GAP Eylem Planındaki eylemleri ilgili kurumların altına koyup kurumsal bazda bir izleme yapacağız. Bu şekilde hesap sorabilirlik mekanizmasını da güçlendirmiş olacağız. İkincisi; konan göstergeler daha çok girdi göstergeleri. (Şu kadar milyon TL harcama yaptık, şu kadar kilometre şunu yaptık) diyoruz. (Yaptık da ne oldu) diye sormuyoruz. Bu iş insanımıza nasıl yansıdı? Okula giden insan sayısı, iş bulan insan sayısı arttı mı? Bebek ve anne ölüm oranları düştü mü?... Daha insan odaklı, sonuç odaklı bir izleme mekanizması oluşturmamız gerekiyor.
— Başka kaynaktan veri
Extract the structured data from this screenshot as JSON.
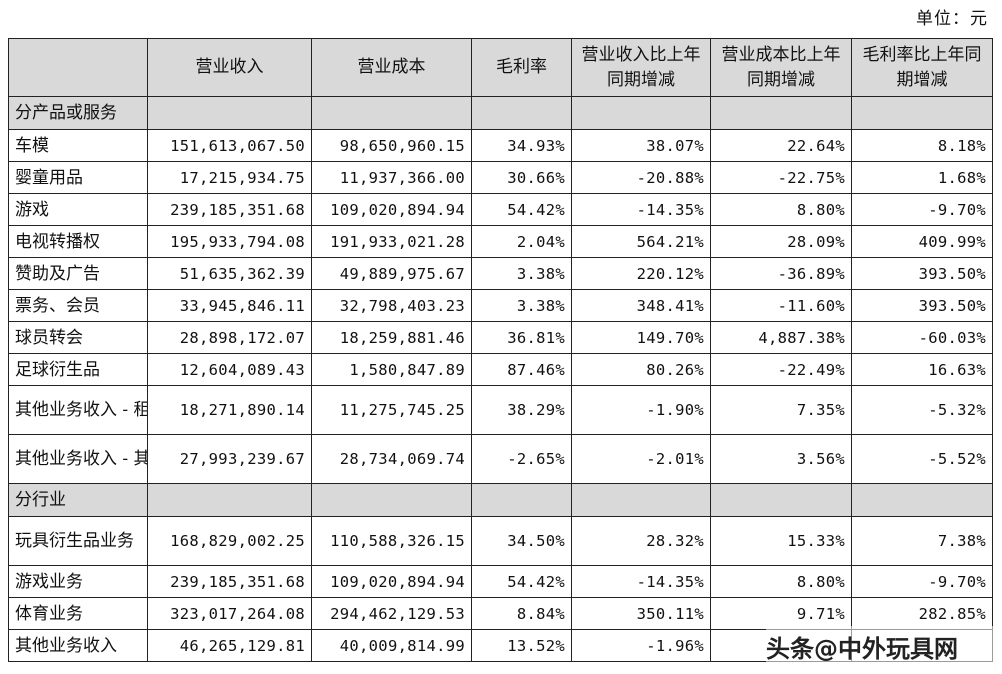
{
  "unit_label": "单位：元",
  "headers": [
    "",
    "营业收入",
    "营业成本",
    "毛利率",
    "营业收入比上年同期增减",
    "营业成本比上年同期增减",
    "毛利率比上年同期增减"
  ],
  "section_product": "分产品或服务",
  "product_rows": [
    {
      "label": "车模",
      "revenue": "151,613,067.50",
      "cost": "98,650,960.15",
      "margin": "34.93%",
      "rev_change": "38.07%",
      "cost_change": "22.64%",
      "margin_change": "8.18%"
    },
    {
      "label": "婴童用品",
      "revenue": "17,215,934.75",
      "cost": "11,937,366.00",
      "margin": "30.66%",
      "rev_change": "-20.88%",
      "cost_change": "-22.75%",
      "margin_change": "1.68%"
    },
    {
      "label": "游戏",
      "revenue": "239,185,351.68",
      "cost": "109,020,894.94",
      "margin": "54.42%",
      "rev_change": "-14.35%",
      "cost_change": "8.80%",
      "margin_change": "-9.70%"
    },
    {
      "label": "电视转播权",
      "revenue": "195,933,794.08",
      "cost": "191,933,021.28",
      "margin": "2.04%",
      "rev_change": "564.21%",
      "cost_change": "28.09%",
      "margin_change": "409.99%"
    },
    {
      "label": "赞助及广告",
      "revenue": "51,635,362.39",
      "cost": "49,889,975.67",
      "margin": "3.38%",
      "rev_change": "220.12%",
      "cost_change": "-36.89%",
      "margin_change": "393.50%"
    },
    {
      "label": "票务、会员",
      "revenue": "33,945,846.11",
      "cost": "32,798,403.23",
      "margin": "3.38%",
      "rev_change": "348.41%",
      "cost_change": "-11.60%",
      "margin_change": "393.50%"
    },
    {
      "label": "球员转会",
      "revenue": "28,898,172.07",
      "cost": "18,259,881.46",
      "margin": "36.81%",
      "rev_change": "149.70%",
      "cost_change": "4,887.38%",
      "margin_change": "-60.03%"
    },
    {
      "label": "足球衍生品",
      "revenue": "12,604,089.43",
      "cost": "1,580,847.89",
      "margin": "87.46%",
      "rev_change": "80.26%",
      "cost_change": "-22.49%",
      "margin_change": "16.63%"
    },
    {
      "label": "其他业务收入 - 租金",
      "revenue": "18,271,890.14",
      "cost": "11,275,745.25",
      "margin": "38.29%",
      "rev_change": "-1.90%",
      "cost_change": "7.35%",
      "margin_change": "-5.32%"
    },
    {
      "label": "其他业务收入 - 其他",
      "revenue": "27,993,239.67",
      "cost": "28,734,069.74",
      "margin": "-2.65%",
      "rev_change": "-2.01%",
      "cost_change": "3.56%",
      "margin_change": "-5.52%"
    }
  ],
  "section_industry": "分行业",
  "industry_rows": [
    {
      "label": "玩具衍生品业务",
      "revenue": "168,829,002.25",
      "cost": "110,588,326.15",
      "margin": "34.50%",
      "rev_change": "28.32%",
      "cost_change": "15.33%",
      "margin_change": "7.38%"
    },
    {
      "label": "游戏业务",
      "revenue": "239,185,351.68",
      "cost": "109,020,894.94",
      "margin": "54.42%",
      "rev_change": "-14.35%",
      "cost_change": "8.80%",
      "margin_change": "-9.70%"
    },
    {
      "label": "体育业务",
      "revenue": "323,017,264.08",
      "cost": "294,462,129.53",
      "margin": "8.84%",
      "rev_change": "350.11%",
      "cost_change": "9.71%",
      "margin_change": "282.85%"
    },
    {
      "label": "其他业务收入",
      "revenue": "46,265,129.81",
      "cost": "40,009,814.99",
      "margin": "13.52%",
      "rev_change": "-1.96%",
      "cost_change": "",
      "margin_change": ""
    }
  ],
  "watermark": "头条@中外玩具网"
}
Burada da GAP ve TÜİK'in birlikte çalışması yönünde bir talimat verdim. Bu iki kurum sosyo ekonomik göstergeler ne? İnsanımıza buradaki çalışmalar nasıl yansıdı? Sosyo ekonomik gelişmişlik göstergelerinde nereye gidiyoruz? Bunun çalışmasını yapacak. Neyi, nasıl izleyeceğimizi bilmemiz lazım. Bir Bingöllü olarak ben de o (az gelişmişlik) denen şeyin, oraya yeterince yatırım yapılamayışının, uygun gelişme ikliminin oluşmayışının getirdiği sıkıntıları yaşayarak görmüş bir insanım ve elimden geldiğince bu süreci hızlandırmaya devam edeceğim."